Perempuan dan KDRT



Perempuan dan kekerasan dalam rumah tangga. Rasanya sampai sekarang kedua hal ini masih sulit terpisahkan. Menyedihkan memang, tapi inilah fakta yang terjadi.

Tahun 2018 kasus kekerasan dalam rumah tangga (KDRT) semakin meningkat di ranah privat. Pelaporan kasus marital rape atau perkosaan dalam perkawinan juga mengalami peningkatan.

Jika selama ini banyak yang menganggap bahwa KDRT  hanya identik dengan kekerasan fisik yang menimbulkan luka fisik, hal ini jelas keliru. Pasalnya, kekerasan dalam rumah tangga bisa hadir lewat beragam bentuk.
Mirisnya, banyak perempuan yang tidak menyadari akan hal ini. Padahal, apapun bentuknya, kekerasan dalam rumah tangga akan menyisakan luka yang mendalam.

Untuk bisa terlepas dan bangkit dari keterpurukan, ia pun membutuhkan keberanian dan dukungan dari orang terdekatnya. 

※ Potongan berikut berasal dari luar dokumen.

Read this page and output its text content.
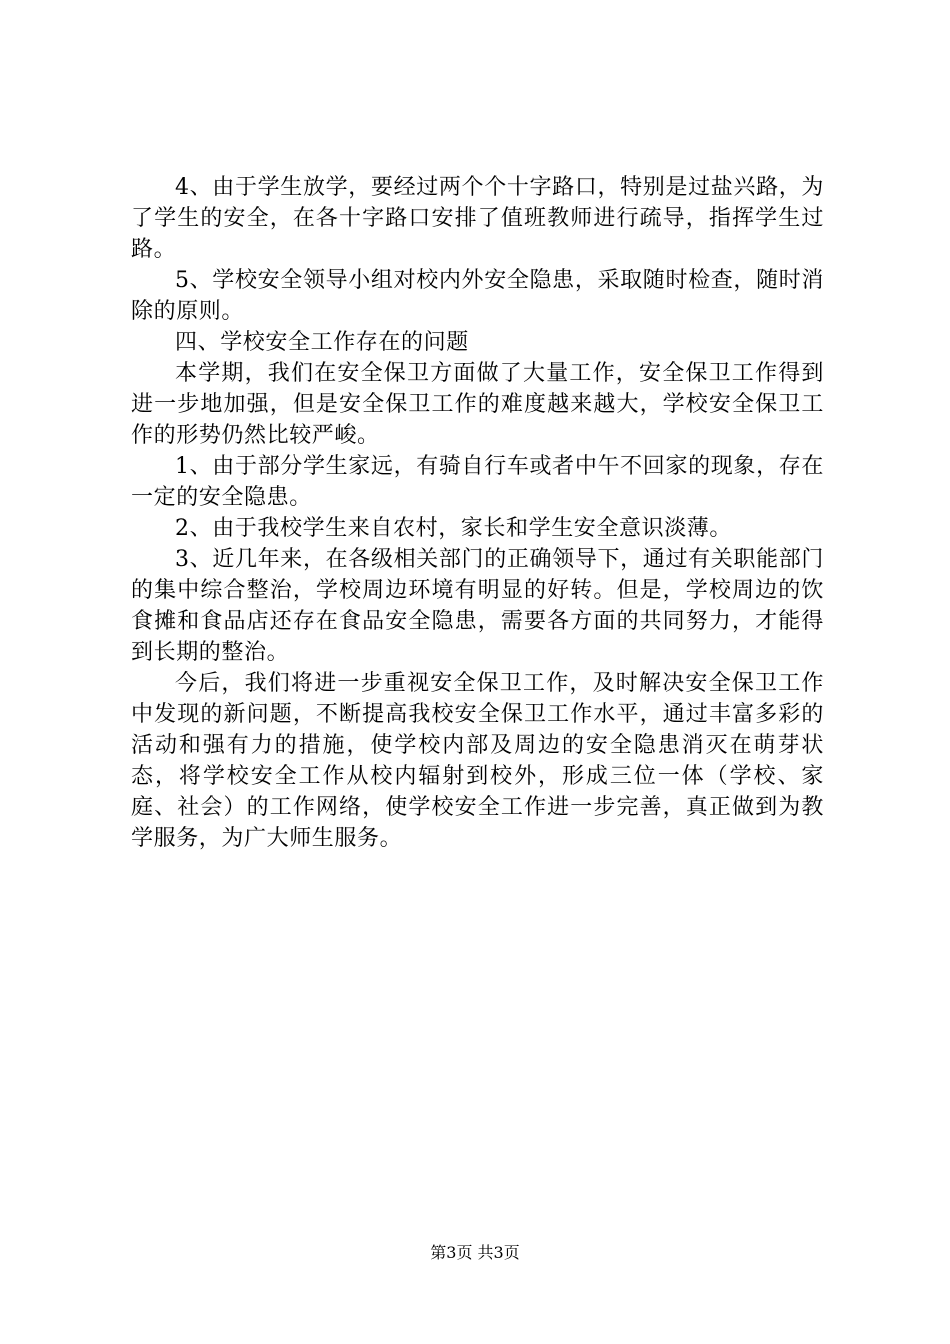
4、由于学生放学，要经过两个个十字路口，特别是过盐兴路，为了学生的安全，在各十字路口安排了值班教师进行疏导，指挥学生过路。

5、学校安全领导小组对校内外安全隐患，采取随时检查，随时消除的原则。

四、学校安全工作存在的问题

本学期，我们在安全保卫方面做了大量工作，安全保卫工作得到进一步地加强，但是安全保卫工作的难度越来越大，学校安全保卫工作的形势仍然比较严峻。

1、由于部分学生家远，有骑自行车或者中午不回家的现象，存在一定的安全隐患。

2、由于我校学生来自农村，家长和学生安全意识淡薄。

3、近几年来，在各级相关部门的正确领导下，通过有关职能部门的集中综合整治，学校周边环境有明显的好转。但是，学校周边的饮食摊和食品店还存在食品安全隐患，需要各方面的共同努力，才能得到长期的整治。

今后，我们将进一步重视安全保卫工作，及时解决安全保卫工作中发现的新问题，不断提高我校安全保卫工作水平，通过丰富多彩的活动和强有力的措施，使学校内部及周边的安全隐患消灭在萌芽状态，将学校安全工作从校内辐射到校外，形成三位一体（学校、家庭、社会）的工作网络，使学校安全工作进一步完善，真正做到为教学服务，为广大师生服务。

第3页 共3页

Kekerasan dalam rumah tangga bisa terjadi di sekitar kita

Undang-Undang tentang Penghapusan Kekerasan Dalam Rumah Tangga (UU-PKDRT) No. 23 tahun 2004 membuat jengah sebagian orang, karena dianggap menyeret persoalan privat ke ranah publik. Tidak dapat dimungkiri, bahwa masalah domestic violence bagi sebagian masyarakat kita masih dipandang sebagai “tabu” internal keluarga, yang karenanya tidak layak diungkap ke muka umum. Maka tidak heran, meski UU ini sudah berlaku lebih dari tiga tahun, kasus yang secara resmi ditangani masih bisa dihitung jari. Terlepas dari perdebatan yang melingkupinya, UU ini diharapkan menjadi alat yang mampu menghentikan budaya kekerasan yang ada di masyarakat, justru dari akar agen pengubah kebudayaan, yaitu keluarga. Perempuan sebagai pendidik pertama dan utama dalam keluarga, diharapkan mampu mengembangkan nilai-nilai kasih sayang, kesetaraan dan kesederajatan, kepedulian satu sama lain, sehingga mampu menyingkirkan pola-pola tindakan agresif dari anak-anak dan remaja. Karena pada saatnya, tradisi kekerasan yang diwarisi dari pola pengasuhan dalam keluarga ini, akan berhadapan dengan persoalan hukum negara jika tetap dipelihara.

Istilah kekerasan digunakan untuk menggambarkan perilaku, baik yang terbuka (overt), atau tertutup (covert), baik yang bersifat menyerang (offensive) atau bertahan (defensive), yang disertai oleh penggunaan kekuatan kepada orang lain. UU No. 23 tahun 2004 sendiri mendefinisikan bahwa kekerasan dalam rumah tangga (KDRT) sebagai perbuatan terhadap seseorang terutama perempuan, yang berakibat timbulnya kesengsaraan atau penderitaan secara fisik, seksual, psikologis, atau penelantaran rumah tangga termasuk ancaman untuk melakukan perbuatan, pemaksaan, atau perampasan kemerdekaan secara melawan hukum dalam lingkup rumah tangga.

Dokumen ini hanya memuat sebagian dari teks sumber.